First published in Plan B #38.
Various Artists – Dreams Come True: Classic First Wave Electro 1982-87 (Domino)
Jon Savage knows a thing or two about dreams: as the author of England’s Dreaming, he was the foremost chronicler of punk’s utopian moment. As Savage himself has pointed out, disco, punks’ most-hated genre, was, in its own way, a utopian movement: it created a cultural space in which gay and female liberation could be enacted as a norm, in which rock’s patriarchal assumptions held no power. Co-existing in New York with early hip-hop and the downtown avant-garde scene (both Grandmaster Flash and Sonic Youth played the Danceteria, namechecked here in C-Bank’s gloriously OTT ‘Get Wet’), disco’s commercialisation, and the new electropop flooding in from Europe, gave birth to the harder, nastier sound of electro, documented here – with obvious relish – by Savage.
Those European roots show through on the earliest track here, the 12” version of Yazoo’s ‘Situation’, matching Alison Moyet’s sexually ambiguous vocals against bubbling synths and stern drum-machine. The transatlantic transformation is enacted with Larry Levan’s extraordinary remix of Class Action’s ‘Weekend’ (originally released on Arthur Russell’s Sleeping Bag Records): 8 minutes of alternately skittering and squelching synths, handclaps, a relentless b-line, exploding syn-drums and disco strings backing up an hysterically sassy vocal: “I’LL FIND SOMEONE, SOMEBODY WHO WANTS MY BO-DY, BA-BY!!!” Such forthright carnality is profligate in these tracks, coupled to compulsive danceability and relentless innovation; free as they are of ironic quotation marks, to today’s ears they sound utterly compelling and downright bizarre. In track after track – ‘Love Ride’ by Nuance and Vikki Love, with sledgehammer beats played against hilariously cheesy vocals; Pamela Joy’s ‘Think Fast’, congas, shaker, syn-drum and nagging disco guitar driving home the message that “there’s always someone to take your place”; The Latin Rascals’ ‘Lisa’s Coming’, where, ahem, ‘suggestive’ moaning, relentlessly arpeggiated synths and vocal cut-ups point toward Chicago house – the intent is made patently, almost embarrassingly, clear: “a bit of the old in-out, in-out”, anonymously and without consequences.
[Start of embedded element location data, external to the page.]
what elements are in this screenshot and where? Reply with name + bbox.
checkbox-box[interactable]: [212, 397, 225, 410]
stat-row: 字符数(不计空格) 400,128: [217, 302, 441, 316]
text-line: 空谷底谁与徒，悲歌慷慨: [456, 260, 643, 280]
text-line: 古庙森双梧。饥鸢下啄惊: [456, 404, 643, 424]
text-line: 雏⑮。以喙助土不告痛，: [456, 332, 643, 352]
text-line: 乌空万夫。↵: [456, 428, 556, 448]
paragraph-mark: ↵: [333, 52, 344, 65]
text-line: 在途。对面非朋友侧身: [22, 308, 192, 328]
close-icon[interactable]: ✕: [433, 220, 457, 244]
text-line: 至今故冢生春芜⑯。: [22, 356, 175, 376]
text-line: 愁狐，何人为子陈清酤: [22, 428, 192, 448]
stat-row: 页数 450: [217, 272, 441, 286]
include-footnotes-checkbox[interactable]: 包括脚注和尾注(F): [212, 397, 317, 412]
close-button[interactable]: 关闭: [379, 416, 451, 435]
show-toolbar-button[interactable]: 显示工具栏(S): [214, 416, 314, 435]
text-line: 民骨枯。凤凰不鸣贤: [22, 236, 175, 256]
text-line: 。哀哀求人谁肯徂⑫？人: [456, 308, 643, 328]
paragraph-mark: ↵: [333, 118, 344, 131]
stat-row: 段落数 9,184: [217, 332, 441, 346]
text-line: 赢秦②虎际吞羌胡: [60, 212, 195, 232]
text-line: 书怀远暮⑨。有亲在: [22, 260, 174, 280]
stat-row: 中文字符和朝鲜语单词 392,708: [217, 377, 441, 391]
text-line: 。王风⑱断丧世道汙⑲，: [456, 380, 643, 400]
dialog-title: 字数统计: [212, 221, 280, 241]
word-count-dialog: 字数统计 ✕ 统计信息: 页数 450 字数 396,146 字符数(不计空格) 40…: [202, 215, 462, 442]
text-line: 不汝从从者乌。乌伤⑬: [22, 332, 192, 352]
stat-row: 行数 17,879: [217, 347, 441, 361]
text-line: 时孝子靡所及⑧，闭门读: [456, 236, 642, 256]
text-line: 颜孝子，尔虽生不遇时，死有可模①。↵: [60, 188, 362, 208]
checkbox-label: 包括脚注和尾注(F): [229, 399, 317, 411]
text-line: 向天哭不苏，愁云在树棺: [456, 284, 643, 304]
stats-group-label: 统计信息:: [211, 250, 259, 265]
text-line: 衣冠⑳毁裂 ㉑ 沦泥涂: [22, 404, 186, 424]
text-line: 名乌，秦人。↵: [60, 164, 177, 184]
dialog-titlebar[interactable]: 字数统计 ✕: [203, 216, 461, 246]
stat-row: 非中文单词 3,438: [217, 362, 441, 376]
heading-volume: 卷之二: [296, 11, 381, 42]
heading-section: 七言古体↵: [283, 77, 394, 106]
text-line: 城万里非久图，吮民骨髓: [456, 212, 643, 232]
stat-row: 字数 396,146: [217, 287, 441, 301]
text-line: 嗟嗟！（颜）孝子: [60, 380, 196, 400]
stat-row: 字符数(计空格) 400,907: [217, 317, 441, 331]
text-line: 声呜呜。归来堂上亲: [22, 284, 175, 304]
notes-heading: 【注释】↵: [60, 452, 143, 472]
This admixture of highly synthetic music and, um, organic concerns may strike the listener as incongruous, but the effect is more interesting than that: the all-pervasive electronics both amplify and mutate sexuality, onomatopoeically mirroring the body’s squelches and slithers, whilst simultaneously pointing toward a vision of a Deleuzo-Guattarian electronic ‘body without organs’ which would be refined by the likes of Mr. Fingers and the second wave of Detroit techno. This is most evident on Klein & MBO’s ‘Dirty Talk (European Connection)’, originally released in 1982, where only an occasional disco rhythm guitar disturbs what is otherwise a serene glide that looks back to the austerely lush eroticism of ‘I Feel Love’, and forward to the machine melancholy of ‘Blue Monday’; vocals, the very mark of organic presence, are subject throughout the album to vocoders, filters, machine cut-ups. As Mark Fisher wrote of Giorgio Moroder’s productions, “by suspending rock’s male-derived climax-based libidinal economy”, these songs, in all their pulp vulgarity, construct an “eternal Now”, an alternative model of sexuality that makes the rejection of reproduction – the primary so-called ‘sin’ of homosexuals – its very locus. The heretical question that resounded through England’s Dreaming – “If there’s no future, how can there be sin?” – is taken here for the norm, and the results are rapturous, energising, brilliant.
This collection spans the boom years of New York’s gay culture; by the time closer ‘Silent Morning’ by Noel was released, in 1987 the ravages of AIDS were already common knowledge. Savage, who is openly gay, surely feels the loss, judging by this last selection, which recounts a night of hedonism, and the morning after: “I wake up and you’re not by my side… How could our love have died?”